I was sent this book by a friend on Twitter who saw a post I made about the ladies in my office being, well, kind of mean to me for no reason, and she thought I would be interested in the book. And she was right, I bought it immediately. I'm not big into self help books, but I wanted something to help me win over the two women in my office so we could all get along and work as a team.


So about 1/4 of the way into this book I felt like the author should have made a differentiation between a "bitch" and "bitchy behavior." Because TBH, by this read, everyone I've ever met is a bitch, myself included. Not that I can't be an asshole. It's kind of a job requirement for me. But if you're more comfortable working with men because you've always worked in a male-centric workplace, bitch. Under a high amount of stress to get things done and push employees to pick up the slack? Bitch. Insecure in your new position because you've got impostor syndrome? You bitch.


But here's the thing. I get that you are only in control of your own behavior and no one else's. I get that sometimes no matter what you do, you won't be able to change someone's opinion of you. But a lot of this book was about how to emotionally deal with the stress of having women bully you in the workplace. More on that in a sec. I suppose maybe I was looking for a magical answer, a Dale Carnegie type deal about "how to make women like you." I've never really had that skill, but have always wanted it. I've just always been good at shutting down feelings at work, because that's the best way to deal with men. Women are a different story. And this book really didn't give me any insight on how to win them over.


Because it is possible. I've had lots of women dislike me in a new workplace. I'm shy around new people, have an unfortunate resting bitch face, and tend to get along with men easier. I also am a manager and often come in with a higher position than women older than me. But over time, they learn that I am not actually a bitch, I treat everyone with kindness and respect, and am really a weird and awkward person who does not threaten them in any way. After they get to know me, I'm generally ok. There are probably very few women out there who want to be labeled as the office bitch, I think it's more that they don't realize what they're doing.

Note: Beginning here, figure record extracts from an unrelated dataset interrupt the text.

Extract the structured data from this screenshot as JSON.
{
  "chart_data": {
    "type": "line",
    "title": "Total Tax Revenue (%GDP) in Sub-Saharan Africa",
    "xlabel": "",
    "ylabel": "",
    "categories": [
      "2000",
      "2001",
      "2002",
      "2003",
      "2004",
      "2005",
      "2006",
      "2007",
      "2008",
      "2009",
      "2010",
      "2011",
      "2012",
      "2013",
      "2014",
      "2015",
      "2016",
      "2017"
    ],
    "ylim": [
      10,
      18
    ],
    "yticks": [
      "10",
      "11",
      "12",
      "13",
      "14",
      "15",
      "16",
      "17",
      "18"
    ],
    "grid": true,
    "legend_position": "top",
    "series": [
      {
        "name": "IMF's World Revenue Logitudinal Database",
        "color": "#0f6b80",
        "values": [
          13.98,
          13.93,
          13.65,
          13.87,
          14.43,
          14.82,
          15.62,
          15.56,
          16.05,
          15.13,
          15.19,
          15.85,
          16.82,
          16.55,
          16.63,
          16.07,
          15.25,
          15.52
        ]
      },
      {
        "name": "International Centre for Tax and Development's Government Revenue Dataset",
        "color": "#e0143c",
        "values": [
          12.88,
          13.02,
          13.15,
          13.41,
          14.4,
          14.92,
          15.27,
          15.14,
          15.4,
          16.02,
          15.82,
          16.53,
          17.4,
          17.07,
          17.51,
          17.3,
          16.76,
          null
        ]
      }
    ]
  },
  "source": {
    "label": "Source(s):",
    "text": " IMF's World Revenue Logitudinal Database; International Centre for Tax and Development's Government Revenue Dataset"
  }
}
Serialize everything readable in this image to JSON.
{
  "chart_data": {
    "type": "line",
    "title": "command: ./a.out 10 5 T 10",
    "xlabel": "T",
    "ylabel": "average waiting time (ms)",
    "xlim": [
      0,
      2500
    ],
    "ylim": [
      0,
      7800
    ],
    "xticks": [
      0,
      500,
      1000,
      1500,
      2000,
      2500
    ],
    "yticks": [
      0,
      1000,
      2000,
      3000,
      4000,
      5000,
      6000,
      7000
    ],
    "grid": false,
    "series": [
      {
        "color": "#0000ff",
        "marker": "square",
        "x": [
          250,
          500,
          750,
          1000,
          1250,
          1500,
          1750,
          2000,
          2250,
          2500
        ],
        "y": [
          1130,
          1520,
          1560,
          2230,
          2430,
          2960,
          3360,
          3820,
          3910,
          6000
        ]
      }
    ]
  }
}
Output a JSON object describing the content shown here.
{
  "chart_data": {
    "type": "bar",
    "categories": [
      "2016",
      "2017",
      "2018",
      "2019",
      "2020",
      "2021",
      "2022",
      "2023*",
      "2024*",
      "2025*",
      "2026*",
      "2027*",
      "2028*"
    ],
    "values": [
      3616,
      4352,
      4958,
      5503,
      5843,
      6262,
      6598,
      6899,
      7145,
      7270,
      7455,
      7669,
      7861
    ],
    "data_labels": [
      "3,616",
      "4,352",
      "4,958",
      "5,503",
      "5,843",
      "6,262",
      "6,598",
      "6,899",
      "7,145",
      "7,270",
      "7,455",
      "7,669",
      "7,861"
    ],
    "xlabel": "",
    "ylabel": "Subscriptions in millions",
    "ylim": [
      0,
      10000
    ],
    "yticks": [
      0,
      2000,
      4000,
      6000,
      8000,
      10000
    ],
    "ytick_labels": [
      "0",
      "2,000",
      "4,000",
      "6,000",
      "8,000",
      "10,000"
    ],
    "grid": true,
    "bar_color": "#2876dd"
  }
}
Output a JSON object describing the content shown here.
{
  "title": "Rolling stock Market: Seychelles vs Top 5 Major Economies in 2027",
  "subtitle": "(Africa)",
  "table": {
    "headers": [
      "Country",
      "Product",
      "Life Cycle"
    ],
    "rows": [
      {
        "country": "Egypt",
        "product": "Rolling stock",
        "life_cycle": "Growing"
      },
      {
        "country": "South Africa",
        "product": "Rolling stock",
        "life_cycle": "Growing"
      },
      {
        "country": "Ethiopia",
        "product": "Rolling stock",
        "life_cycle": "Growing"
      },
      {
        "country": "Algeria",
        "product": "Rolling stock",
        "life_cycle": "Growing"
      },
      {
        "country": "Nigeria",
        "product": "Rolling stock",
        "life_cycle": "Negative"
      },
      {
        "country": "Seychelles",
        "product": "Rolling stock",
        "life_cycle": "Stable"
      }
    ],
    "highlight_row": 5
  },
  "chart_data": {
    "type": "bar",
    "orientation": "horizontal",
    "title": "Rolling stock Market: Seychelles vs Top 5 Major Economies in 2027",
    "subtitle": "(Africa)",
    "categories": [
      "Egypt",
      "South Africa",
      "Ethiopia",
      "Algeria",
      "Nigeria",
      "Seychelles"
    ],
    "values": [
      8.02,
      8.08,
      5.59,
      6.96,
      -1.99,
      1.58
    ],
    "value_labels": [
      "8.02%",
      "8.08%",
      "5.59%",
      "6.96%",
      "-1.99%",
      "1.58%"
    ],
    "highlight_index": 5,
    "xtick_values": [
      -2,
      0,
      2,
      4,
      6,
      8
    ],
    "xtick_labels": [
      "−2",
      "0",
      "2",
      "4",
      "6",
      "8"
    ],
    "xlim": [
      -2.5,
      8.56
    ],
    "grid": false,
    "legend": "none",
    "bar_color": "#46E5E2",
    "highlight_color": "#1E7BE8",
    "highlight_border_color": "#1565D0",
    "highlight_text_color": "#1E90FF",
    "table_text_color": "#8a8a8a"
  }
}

Nobody wants to be a bad person. So it is possible to win women over. It just takes time, and I was looking for something quicker.


Now let's talk about bullying. In the book, it differentiates bullying and bitchiness. And we all kind of inherently know the difference. Bullying is big and often forceful and loud. Bitchiness is quiet and insidious, "a thousand small cuts" instead of a big noticeable one. Bitchiness is making someone feel unwelcome and small, in tiny ways that feel too petty to complain about. Something that you know if you brought to HR that would reflect more poorly on you than the perpetrators. But the result is the same. So to me, it's still bullying, it's just harder to pinpoint.


This book is about dealing with the bitchiness form of bullying in the workplace by just dealing with it, not trying to change it. Maybe if this book was written like a Dale Carnegie book, "How To Win Women Over And Decrease Office Bitchiness," "The 14 Day Bitchy Cure," or something like that, it would have been more helpful to me, and I think more people would pick it up. Why? If anyone bitchy reads this book, they will immediately put it down, because they will recognize themselves as the enemy, and everyone is the hero of their own story. If it was geared more toward "bitchy behavior in the office and how to not be a part of it," I think it would do more toward curing the epidemic.


Of course it all goes back in the end to raising a generation of kids who recognize bullying and put a stop to it.


3 stars, it was ok, but not life changing.